Los de Yerbabuena estaban por la labor de hacer un recorrido sin grandes sobresaltos. Y los caballistas saben que ante un toro en plan amistoso lo mejor es mirar para otro lado, como que no se les vigila ni se les conduce. Cuentan, eso sí, con esos agentes dobles que son los bueyes, que un día te pasan información privilegiada de las intenciones de los bravos y otro te despistan. Cosas de la mansedumbre.

La fuerza de la costumbre, y la de la gravedad, hicieron su papel en un descenso pacífico por la vaguada que desemboca en el asfaltó, ahí donde el toro siente la primera punzada de haber perdido el dominio de la situación. Las metálicas ramas de las talanqueras le indican ya un destino breve de lucha y sacrificio. Calle, carrera y ruedo, ajenos a la hierba y los vegetarianos.
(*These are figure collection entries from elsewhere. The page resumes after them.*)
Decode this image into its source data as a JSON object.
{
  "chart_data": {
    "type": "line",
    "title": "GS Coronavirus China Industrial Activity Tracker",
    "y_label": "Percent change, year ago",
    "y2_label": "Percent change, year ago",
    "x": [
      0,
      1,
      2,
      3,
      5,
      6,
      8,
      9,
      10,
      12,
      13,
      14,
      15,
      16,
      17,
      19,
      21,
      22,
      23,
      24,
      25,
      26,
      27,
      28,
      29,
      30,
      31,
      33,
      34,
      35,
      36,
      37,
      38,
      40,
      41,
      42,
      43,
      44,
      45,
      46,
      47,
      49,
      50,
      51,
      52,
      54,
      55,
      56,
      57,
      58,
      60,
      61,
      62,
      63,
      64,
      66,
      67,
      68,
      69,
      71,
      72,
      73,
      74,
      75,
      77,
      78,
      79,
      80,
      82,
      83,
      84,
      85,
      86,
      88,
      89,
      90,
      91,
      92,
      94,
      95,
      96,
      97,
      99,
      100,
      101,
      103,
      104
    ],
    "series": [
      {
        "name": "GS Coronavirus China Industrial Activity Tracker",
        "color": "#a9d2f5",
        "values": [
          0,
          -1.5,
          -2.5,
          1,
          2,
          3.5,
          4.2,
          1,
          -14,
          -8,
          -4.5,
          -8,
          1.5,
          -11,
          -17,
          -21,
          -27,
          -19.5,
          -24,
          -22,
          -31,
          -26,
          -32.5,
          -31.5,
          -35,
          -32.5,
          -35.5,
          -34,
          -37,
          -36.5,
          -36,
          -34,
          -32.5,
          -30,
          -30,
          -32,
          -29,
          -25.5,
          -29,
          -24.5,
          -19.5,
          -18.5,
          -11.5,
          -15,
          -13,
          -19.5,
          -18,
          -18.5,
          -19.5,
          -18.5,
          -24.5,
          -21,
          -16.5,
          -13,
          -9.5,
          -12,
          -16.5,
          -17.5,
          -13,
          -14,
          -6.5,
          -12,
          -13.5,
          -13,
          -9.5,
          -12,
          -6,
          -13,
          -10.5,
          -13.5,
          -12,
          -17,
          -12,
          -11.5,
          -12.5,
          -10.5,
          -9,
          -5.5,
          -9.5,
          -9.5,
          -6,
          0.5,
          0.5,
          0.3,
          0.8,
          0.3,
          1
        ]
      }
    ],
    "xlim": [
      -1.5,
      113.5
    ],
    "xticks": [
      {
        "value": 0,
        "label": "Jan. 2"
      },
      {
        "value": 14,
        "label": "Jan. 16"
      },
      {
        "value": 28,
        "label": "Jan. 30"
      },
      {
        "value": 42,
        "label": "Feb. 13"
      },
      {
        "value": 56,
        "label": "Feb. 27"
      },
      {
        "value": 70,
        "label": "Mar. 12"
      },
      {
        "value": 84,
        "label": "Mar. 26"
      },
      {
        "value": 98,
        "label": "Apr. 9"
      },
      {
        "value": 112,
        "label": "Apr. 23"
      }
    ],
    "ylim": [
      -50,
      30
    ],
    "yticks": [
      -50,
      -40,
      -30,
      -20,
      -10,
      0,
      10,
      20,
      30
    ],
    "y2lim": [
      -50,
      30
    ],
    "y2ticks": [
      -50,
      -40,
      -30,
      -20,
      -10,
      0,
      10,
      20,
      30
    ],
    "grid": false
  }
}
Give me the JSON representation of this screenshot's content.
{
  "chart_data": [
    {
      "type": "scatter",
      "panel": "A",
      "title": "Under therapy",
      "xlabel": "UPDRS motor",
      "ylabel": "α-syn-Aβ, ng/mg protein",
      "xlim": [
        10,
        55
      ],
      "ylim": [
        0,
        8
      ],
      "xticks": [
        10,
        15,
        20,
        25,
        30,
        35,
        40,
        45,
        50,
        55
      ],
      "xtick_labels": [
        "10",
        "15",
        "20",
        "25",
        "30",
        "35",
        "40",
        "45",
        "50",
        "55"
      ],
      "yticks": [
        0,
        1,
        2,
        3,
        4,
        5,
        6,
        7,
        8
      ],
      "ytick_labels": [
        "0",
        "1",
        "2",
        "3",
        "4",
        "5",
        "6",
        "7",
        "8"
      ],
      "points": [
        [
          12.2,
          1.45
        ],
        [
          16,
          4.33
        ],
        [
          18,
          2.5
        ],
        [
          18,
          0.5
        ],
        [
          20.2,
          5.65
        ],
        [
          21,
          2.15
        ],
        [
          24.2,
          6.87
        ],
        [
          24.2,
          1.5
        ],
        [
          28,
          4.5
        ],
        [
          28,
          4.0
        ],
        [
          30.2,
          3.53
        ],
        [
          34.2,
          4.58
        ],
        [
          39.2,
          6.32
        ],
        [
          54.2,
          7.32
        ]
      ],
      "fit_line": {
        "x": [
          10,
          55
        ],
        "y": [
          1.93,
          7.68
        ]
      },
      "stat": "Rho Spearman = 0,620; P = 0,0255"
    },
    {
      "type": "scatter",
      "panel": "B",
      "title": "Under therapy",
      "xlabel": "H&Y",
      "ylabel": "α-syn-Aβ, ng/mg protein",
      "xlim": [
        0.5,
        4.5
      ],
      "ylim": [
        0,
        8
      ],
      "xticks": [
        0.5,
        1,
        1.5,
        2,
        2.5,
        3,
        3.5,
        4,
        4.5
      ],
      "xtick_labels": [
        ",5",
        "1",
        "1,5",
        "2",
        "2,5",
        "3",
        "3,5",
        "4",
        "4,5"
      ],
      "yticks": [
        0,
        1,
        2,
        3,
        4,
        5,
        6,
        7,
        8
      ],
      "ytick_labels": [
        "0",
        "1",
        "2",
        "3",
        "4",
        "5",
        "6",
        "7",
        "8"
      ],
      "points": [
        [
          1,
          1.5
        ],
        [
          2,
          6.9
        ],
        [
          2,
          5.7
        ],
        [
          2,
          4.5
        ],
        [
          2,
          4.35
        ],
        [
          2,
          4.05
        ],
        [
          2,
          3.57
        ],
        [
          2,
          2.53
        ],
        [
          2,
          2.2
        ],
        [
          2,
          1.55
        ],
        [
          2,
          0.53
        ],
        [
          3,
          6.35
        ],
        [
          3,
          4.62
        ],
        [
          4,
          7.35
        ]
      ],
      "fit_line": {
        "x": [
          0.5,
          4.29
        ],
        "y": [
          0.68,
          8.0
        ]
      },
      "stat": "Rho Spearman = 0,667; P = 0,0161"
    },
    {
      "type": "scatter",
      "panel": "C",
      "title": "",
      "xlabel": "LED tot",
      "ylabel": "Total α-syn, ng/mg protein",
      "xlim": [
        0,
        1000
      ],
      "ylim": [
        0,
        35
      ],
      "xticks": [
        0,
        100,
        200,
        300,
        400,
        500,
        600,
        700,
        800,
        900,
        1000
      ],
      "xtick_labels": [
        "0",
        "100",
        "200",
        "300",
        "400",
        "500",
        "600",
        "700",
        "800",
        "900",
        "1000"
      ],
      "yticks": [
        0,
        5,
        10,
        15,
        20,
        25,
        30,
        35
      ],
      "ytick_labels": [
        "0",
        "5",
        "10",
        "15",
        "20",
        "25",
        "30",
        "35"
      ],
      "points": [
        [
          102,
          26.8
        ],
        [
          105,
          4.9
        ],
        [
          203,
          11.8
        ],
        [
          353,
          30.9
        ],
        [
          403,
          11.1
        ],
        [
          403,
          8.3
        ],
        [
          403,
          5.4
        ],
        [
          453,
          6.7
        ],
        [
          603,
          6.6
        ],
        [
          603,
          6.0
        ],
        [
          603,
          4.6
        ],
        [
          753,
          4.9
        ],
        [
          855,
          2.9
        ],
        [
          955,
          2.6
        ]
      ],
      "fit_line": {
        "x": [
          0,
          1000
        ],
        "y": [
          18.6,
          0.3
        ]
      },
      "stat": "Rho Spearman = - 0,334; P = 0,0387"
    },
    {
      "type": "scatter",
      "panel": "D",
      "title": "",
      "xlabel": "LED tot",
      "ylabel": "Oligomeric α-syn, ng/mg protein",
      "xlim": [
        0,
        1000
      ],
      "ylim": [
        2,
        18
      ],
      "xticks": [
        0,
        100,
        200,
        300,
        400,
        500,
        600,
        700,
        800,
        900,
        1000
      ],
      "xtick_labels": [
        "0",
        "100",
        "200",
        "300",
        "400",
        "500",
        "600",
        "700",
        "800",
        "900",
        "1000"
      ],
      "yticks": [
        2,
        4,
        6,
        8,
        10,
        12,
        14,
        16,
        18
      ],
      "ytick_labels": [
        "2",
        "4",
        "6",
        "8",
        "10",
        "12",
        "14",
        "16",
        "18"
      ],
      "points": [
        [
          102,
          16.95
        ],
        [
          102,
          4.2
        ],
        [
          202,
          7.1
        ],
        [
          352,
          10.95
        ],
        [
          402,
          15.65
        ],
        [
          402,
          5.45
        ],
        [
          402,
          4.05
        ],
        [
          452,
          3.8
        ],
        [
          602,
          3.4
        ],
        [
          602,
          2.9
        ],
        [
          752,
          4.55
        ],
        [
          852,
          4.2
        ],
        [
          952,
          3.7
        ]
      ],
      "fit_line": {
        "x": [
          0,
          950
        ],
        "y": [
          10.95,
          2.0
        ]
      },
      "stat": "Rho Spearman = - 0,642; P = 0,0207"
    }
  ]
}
Dos novillos se adelantaron en el inicio del recorrido urbano y propiciaron carreras meteóricas. Los mozos, de Cuéllar y de otras latitudes, pusieron corazón y músculo en multitud de carreras potentes e intensas. Carreras sin periódico y sin reloj, como debe ser. Dios mío, si los toros no saben leer…

Se consumó el rito en el ruedo, en esa comunión de arena y pezuñas, en la redondez de un anhelo conseguido con riesgo. Territorio sin tiempo, alimento para el espíritu, bajo en imposturas, alto en generosidad. En 2018, más.